Early research in the field tried to evaluate the potential of these measures to sufficiently lower
military tensions in East-West relations (e.g. Larrabee & Stobbe 1983; Ben-Horin et al. 1986;
Borawski 1986; Berg & Rotfeld 1986) or analyzed them from a regime-theoretical perspective (e.g.
Rittberger et al. 1990; Niemtzow 1996; Krupnick 1998; Schmidt 2004). In addition, several studies
focused on new potential areas of application taking the measures of the OSCE as source of
inspiration (Nathan 1994; Levite & Landau 1997; Self & Tatsumi 2000; Urgell 2005; Robinson 2010;
IFSH 2011). The Arctic, and its constantly melting environment, has so far received little attention
within this discussion.
One of the first comparable initiatives for the Arctic dates back to Mikhail Gorbachev’s so called
‘Murmansk Initiatives’ in 1987 (Åtland 2008: 290 ff.).
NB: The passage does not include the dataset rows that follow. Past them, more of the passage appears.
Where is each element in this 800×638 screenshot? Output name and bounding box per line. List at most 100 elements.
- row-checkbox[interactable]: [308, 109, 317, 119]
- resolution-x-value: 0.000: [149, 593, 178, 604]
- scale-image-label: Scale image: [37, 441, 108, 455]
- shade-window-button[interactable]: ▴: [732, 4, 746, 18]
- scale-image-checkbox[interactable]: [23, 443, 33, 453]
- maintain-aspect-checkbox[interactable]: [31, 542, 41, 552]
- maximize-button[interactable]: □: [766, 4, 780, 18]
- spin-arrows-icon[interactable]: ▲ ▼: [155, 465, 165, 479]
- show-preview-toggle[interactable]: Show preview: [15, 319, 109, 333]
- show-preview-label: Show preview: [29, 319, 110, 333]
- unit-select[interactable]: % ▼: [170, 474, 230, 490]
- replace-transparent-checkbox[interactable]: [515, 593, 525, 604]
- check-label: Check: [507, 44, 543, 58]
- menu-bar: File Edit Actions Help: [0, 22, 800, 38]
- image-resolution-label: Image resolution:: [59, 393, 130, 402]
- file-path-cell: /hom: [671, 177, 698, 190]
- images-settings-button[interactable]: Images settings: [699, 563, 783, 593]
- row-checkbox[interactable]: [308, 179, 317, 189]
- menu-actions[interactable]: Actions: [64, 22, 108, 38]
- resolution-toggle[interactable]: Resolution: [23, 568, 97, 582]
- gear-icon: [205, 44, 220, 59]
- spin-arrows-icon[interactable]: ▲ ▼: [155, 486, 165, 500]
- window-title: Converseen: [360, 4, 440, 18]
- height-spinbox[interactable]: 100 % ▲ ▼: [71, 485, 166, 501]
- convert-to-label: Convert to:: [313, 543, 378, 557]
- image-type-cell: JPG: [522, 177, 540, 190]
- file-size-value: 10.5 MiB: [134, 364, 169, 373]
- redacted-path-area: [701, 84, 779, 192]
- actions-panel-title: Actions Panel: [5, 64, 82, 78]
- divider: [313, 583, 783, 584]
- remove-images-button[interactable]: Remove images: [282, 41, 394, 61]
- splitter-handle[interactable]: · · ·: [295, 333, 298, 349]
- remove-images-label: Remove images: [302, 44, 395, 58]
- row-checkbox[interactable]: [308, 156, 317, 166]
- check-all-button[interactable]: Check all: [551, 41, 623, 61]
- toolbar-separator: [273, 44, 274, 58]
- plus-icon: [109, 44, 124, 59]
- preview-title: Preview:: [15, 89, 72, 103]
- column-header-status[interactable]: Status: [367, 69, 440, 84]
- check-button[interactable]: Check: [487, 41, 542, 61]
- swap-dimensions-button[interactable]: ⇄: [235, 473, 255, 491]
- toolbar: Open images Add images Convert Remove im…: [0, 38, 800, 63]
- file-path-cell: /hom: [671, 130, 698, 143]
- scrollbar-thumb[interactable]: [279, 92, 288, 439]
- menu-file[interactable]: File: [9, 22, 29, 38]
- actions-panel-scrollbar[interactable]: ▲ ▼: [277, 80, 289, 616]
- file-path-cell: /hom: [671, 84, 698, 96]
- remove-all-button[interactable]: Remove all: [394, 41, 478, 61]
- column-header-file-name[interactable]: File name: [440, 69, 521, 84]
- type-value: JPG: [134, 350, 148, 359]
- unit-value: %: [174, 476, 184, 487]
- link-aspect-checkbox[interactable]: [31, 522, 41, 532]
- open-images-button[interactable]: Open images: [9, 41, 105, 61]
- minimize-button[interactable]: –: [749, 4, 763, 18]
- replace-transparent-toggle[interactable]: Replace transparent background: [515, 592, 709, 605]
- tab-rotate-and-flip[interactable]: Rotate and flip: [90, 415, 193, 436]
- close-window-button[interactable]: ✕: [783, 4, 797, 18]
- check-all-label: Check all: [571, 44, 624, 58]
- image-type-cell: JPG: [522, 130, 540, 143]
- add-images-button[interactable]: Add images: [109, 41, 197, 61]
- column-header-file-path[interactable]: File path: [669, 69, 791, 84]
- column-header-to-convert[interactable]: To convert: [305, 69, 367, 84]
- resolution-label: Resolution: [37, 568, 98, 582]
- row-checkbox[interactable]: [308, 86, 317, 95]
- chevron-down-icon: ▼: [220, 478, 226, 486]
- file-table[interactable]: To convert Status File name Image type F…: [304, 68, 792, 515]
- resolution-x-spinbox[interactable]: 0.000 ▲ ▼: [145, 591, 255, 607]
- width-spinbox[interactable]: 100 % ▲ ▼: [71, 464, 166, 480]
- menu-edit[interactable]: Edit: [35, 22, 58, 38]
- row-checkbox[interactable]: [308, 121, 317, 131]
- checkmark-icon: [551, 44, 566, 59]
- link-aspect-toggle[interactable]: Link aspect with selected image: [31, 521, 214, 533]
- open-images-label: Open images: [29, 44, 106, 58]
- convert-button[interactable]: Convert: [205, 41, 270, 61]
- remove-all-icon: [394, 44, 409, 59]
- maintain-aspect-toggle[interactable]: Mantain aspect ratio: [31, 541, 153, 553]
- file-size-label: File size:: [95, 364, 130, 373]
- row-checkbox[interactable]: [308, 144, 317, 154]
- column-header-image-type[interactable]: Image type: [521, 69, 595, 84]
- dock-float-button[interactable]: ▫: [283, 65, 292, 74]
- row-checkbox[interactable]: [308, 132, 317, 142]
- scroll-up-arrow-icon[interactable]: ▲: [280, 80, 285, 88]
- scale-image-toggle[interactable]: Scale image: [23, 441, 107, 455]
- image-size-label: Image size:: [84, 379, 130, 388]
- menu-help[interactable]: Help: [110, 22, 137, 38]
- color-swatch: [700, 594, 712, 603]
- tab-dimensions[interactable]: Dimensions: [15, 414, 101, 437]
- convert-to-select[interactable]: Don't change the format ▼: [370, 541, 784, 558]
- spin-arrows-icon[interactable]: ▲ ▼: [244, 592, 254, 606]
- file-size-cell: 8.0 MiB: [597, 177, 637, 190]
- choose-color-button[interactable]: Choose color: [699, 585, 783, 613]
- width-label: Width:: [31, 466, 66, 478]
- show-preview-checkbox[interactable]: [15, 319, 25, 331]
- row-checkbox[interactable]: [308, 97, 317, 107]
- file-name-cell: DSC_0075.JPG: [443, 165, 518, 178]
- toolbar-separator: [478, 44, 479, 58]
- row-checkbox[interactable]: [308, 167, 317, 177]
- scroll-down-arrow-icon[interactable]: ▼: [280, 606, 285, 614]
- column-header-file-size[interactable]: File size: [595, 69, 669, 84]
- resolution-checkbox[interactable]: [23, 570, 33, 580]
Besides the proposal of a Nuclear-WeaponFree Zone (NWFZ), these initiatives also included proposals on the reduction of the amount and
size of major naval exercises, their mutual notification including the invitation of observers as well as
the defining of “‘No-go zones’ for naval vessels and anti-submarine warfare (ASW)” (ibid.: 294 ff.).